Âgé de 34 ans et originaire de Plzeň, Siegfried Herz, de son nom d’emprunt, est un artiste atypique. Depuis plus de dix ans, il vit isolé du monde extérieur qui l’oppresse et le stresse. Sa perception du temps et sa manière de voir ce qui l’entoure sont bien différentes des nôtres. Cet isolement est bénéfique à sa créativité puisqu’il utilise la peinture, le dessin, la photographie et la vidéo pour s’exprimer. Otto M. Urban, commissaire en chef du DOX depuis 2020, nous explique comment il a découvert Siegfried Herz :
«J’ai découvert son travail en 2015, ici au DOX lors d’une exposition intitulée ‘Le meilleur des mondes’. L’une des parties de l’exposition présentait trois petites peintures d’un artiste dont je n’avais jamais entendu le nom avant : Siegfried Herz. Ces peintures étaient très expressives et j’ai voulu en savoir plus sur l’artiste. Par chance, j’étais accompagné d’un ami qui le connaissait donc il m’a raconté son histoire à propos de son isolement. J’ai demandé si je pouvais le rencontrer mais c’est seulement quatre ans après, en décembre 2019, que Herz a répondu à mes mails. »
Les inspirations de Siegfried Herz proviennent principalement de la philosophie et de l’art antique mais il s’identifie aussi à des figures artistiques contemporaines.

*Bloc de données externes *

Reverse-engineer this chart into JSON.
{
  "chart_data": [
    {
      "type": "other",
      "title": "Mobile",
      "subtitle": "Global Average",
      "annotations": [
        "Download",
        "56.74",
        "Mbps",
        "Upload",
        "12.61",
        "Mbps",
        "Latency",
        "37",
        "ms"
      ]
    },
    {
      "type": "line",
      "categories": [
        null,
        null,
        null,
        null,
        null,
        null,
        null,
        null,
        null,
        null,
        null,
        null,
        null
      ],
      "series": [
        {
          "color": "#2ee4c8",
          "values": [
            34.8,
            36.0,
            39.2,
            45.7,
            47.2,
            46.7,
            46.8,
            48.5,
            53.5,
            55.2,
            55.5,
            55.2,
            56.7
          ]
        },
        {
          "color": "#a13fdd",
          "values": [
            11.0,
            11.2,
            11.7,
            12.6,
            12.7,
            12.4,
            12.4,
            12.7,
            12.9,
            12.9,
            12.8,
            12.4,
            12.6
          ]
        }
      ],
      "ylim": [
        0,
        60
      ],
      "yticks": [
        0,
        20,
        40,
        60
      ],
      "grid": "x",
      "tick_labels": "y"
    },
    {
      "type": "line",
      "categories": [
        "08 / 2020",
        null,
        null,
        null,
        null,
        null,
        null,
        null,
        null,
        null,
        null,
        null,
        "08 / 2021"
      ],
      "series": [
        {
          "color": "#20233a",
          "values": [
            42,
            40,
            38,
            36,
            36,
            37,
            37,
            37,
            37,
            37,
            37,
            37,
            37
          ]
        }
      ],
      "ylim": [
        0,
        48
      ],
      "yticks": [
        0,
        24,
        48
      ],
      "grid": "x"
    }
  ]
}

Par exemple, Simone de Beauvoir incarne son modèle féminin par excellence et d’autres artistes francophones l’inspirent également comme Jean-Luc Godard ou Amanda Lear. Du côté de l’Allemagne, le compositeur Richard Wagner est sa plus grande inspiration et il est souvent représenté dans ses œuvres.
« Simone de Beauvoir est très importante pour Siegfried Herz parce qu’en tant que philosophe, elle a ouvert beaucoup de questions sur le rôle de la femme et ce sont des positions qui intéressent Herz. C’est pourquoi il a représenté Simone de Beauvoir plusieurs fois dans ses portraits. »
Peinture au café
Les œuvres présentées à l’exposition sont assez éclectiques, Siegfried Herz les décrit lui-même comme un « essai visuel ». Les visiteurs peuvent observer des portraits fictifs ou réels, des paysages, des peintures à l’encre ou encore des aquarelles. La douleur et le désir sont tour à tour évoqués comme les deux facettes d’un même amour. C’est pourquoi ce sont principalement des femmes qui sont représentées par Siegfried Herz, qu’elles soient enceintes ou peintes déjà avec leur enfant. Enfin, l’exposition réserve aussi son lot de surprises avec des expérimentations comme de la peinture au café ou du collage.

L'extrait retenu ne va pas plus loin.